The earliest schoolboy basketball in Illinois was played by an affiliated school of the University of Chicago, Morgan Park Academy, which was competing against its parent school and YMCAs during 1893 and 1894. Its enthusiasm for the game did not last, however, because in 1896 when the Morgan Park Academy helped form the Academic League the only sports played were football, baseball, tennis, and track and field. The earliest basketball played by a public high school was in 1896, when North Division competed against YMCAs and other athletic clubs.

Meanwhile, championship competition continued for the girls through the 1905–06 season, but the Victorian attitudes of educators put an end to it. Chicago superintendent of schools Edwin G. Cooley, who was making it his crusade to bring interscholastics under control, began putting pressure on the principals to stop the formation of the league in January, 1906. The girls managed to persevere with a league that season, probably with the support of sympathetic principals, but the following year Cooley prevailed and the league contests were ended, and schoolgirl basketball in the city went into rapid decline. A few schools, notably Hyde Park and North Division, continued to field teams to at least 1910.

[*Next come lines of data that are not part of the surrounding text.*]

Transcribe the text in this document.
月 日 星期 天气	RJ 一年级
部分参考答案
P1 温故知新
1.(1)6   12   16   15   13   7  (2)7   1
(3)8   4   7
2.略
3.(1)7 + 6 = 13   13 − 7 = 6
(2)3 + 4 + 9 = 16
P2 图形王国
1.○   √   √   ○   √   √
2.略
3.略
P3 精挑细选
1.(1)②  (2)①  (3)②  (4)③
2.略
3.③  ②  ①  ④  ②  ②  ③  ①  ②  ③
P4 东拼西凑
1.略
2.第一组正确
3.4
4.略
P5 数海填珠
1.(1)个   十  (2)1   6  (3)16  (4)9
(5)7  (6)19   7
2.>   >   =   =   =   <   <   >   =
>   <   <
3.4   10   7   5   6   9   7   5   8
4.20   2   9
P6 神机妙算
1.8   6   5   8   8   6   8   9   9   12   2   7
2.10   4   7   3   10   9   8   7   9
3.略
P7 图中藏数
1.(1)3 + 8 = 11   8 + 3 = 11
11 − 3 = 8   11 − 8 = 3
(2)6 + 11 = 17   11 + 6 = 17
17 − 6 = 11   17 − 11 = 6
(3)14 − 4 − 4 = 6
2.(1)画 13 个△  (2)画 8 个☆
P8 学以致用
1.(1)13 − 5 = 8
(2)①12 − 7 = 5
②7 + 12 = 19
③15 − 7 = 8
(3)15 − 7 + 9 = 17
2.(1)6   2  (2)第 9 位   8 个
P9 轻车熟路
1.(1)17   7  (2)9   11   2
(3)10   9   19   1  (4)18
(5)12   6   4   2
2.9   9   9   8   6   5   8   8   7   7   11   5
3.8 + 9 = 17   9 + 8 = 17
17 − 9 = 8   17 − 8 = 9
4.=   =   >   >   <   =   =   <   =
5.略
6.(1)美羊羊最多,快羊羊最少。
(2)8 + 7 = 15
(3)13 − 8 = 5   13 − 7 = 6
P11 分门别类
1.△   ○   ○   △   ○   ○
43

Meanwhile, boys' competition grew dramatically after it finally took hold in 1900. The first interscholastic game on record in Illinois was that between Englewood and Elgin on March 2, 1900, and the very next year the game had mushroomed so much that a league of eight schools was formed—Englewood, English High, Evanston, Hyde Park, Marshall, Medill, North Division, and West Division. The number of schools steadily increased each year and the competition intensified until the demise of the league.

==End years==
Other sports added by the league in subsequent years were cross country in 1908, soccer in the fall of 1910, and golf in 1911. In each case, however, competition in each sport preceded by several years the formal adoption by the league. Swimming competition under the sponsorship of private athletic clubs and YMCAs was conducted as early as 1902. In 1913 the suburban schools were expelled from the league and the Cook County League was reorganized as the Chicago Public High School League. Thus ended a great league that nurtured high school sports from infancy to maturity. The suburban schools formed the Suburban League (Chicago area).